The biggest challenge was accessing capital. We were either too small for certain players at a certain point, or too big for others. The Canadian banks originally would not lend to lenders, but they eventually got more comfortable with us. However, we had to go to New York to get financing at a certain point because it just was not available in Canada. Having to go to New York to get financing for a Canadian FinTech start-up was eye opening and again, not having a track record in the early days made it a lot more challenging. Once we obtained financing from a hedge fund in New York, we were able to scale the business. Secondarily, we needed to make sure we found, retained and motivated good talent, which is still a challenge.

“We had to go to New York to get financing at a certain point because it just was not available in Canada. Having to go to New York to get financing for a Canadian FinTech start-up was eye opening.”

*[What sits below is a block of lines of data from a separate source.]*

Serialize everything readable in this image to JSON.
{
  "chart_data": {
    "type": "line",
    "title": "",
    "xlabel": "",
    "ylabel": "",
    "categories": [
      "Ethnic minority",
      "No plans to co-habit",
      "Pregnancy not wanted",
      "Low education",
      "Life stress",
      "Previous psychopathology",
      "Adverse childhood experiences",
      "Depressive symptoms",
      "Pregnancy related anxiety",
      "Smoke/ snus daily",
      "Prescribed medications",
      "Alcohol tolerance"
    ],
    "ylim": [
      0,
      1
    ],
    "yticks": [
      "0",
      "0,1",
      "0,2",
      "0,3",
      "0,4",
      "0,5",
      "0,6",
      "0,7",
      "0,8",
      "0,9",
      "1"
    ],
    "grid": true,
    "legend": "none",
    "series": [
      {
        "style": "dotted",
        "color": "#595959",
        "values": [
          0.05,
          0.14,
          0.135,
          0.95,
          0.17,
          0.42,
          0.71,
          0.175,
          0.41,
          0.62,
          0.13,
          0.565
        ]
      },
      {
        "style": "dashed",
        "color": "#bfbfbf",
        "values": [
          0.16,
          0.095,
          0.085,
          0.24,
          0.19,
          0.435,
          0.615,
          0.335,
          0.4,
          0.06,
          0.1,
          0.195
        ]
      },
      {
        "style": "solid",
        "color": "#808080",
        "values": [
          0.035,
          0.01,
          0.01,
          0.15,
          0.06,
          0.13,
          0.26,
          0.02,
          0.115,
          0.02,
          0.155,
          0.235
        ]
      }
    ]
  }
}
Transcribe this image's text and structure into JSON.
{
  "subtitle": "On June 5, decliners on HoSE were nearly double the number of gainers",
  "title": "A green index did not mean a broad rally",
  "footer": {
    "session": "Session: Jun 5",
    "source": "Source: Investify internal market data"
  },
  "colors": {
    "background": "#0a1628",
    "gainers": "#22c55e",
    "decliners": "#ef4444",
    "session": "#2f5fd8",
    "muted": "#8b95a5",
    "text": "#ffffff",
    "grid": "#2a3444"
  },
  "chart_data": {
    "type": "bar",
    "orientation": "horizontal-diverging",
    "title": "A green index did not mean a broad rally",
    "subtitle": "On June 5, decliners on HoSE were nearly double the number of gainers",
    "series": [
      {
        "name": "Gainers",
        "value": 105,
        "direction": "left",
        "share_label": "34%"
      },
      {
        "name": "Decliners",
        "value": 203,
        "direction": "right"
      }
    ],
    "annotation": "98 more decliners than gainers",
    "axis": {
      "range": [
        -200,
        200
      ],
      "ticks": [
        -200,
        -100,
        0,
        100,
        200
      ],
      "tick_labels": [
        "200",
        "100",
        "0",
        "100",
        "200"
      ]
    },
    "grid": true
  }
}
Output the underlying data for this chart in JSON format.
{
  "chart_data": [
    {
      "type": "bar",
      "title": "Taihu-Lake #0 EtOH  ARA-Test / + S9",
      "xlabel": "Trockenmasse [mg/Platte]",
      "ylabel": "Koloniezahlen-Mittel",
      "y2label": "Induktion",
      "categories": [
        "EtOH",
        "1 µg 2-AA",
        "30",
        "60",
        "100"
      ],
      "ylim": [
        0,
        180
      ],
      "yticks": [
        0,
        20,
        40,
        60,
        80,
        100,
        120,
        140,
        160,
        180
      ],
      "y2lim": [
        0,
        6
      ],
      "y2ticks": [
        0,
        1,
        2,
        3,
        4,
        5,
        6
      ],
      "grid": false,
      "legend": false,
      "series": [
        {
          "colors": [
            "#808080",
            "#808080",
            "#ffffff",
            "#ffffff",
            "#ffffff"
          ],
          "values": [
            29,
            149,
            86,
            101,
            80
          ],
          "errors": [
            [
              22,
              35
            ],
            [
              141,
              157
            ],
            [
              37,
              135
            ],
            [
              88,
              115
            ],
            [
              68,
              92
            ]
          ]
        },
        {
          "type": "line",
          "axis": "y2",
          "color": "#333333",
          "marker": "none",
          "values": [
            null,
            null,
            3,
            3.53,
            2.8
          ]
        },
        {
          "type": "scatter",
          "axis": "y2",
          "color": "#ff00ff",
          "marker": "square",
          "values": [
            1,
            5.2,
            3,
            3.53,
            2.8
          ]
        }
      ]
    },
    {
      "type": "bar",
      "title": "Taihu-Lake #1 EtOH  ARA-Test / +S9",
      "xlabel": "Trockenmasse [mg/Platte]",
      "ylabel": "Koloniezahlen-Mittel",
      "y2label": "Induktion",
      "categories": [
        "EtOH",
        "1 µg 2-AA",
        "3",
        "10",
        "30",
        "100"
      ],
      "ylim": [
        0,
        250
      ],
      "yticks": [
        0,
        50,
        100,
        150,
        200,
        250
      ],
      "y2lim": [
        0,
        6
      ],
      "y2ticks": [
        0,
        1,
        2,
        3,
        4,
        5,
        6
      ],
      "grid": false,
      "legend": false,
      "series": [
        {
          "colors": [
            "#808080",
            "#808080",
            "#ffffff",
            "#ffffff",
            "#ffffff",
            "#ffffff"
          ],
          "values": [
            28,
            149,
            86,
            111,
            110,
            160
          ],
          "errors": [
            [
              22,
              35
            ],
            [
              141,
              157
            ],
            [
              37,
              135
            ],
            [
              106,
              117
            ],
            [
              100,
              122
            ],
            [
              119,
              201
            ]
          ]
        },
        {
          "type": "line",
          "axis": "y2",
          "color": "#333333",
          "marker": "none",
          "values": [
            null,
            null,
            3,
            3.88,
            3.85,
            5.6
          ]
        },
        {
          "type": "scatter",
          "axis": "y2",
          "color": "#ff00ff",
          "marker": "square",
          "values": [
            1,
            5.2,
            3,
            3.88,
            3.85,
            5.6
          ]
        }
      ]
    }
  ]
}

How do you envision Canada’s future economy, including, but not limited to, FinTech?

I think we are going to see accelerated disruption of the elements that are currently being disrupted. I think the financial services industry will continue to evolve in terms of the disruption we are seeing today. This includes banks shrinking their retail footprint and increasing the digital aspects of their operations.

If we look at the transportation sector 20 or 30 years from now, I can only see a much more disrupted, sophisticated transportation grid that is based on electric energy, so I think the real transformation in transportation is coming and is just beginning now.

“The financial services industry will continue to evolve in terms of the disruption we are seeing today. This includes banks shrinking their retail footprint and increasing the digital aspects of their operations.”

One of Canada’s strengths will be some of the societal conveniences that mobile apps are driving. For example, we are seeing the convenience of ordering meals to your home with a push in an app. I think that will continue to spread to all aspects of society with increasing convenience. We may get a little bit lazier and I think convenience is going to be at the heart of disruption 20 years from now – you are going to be able to push a button for almost anything.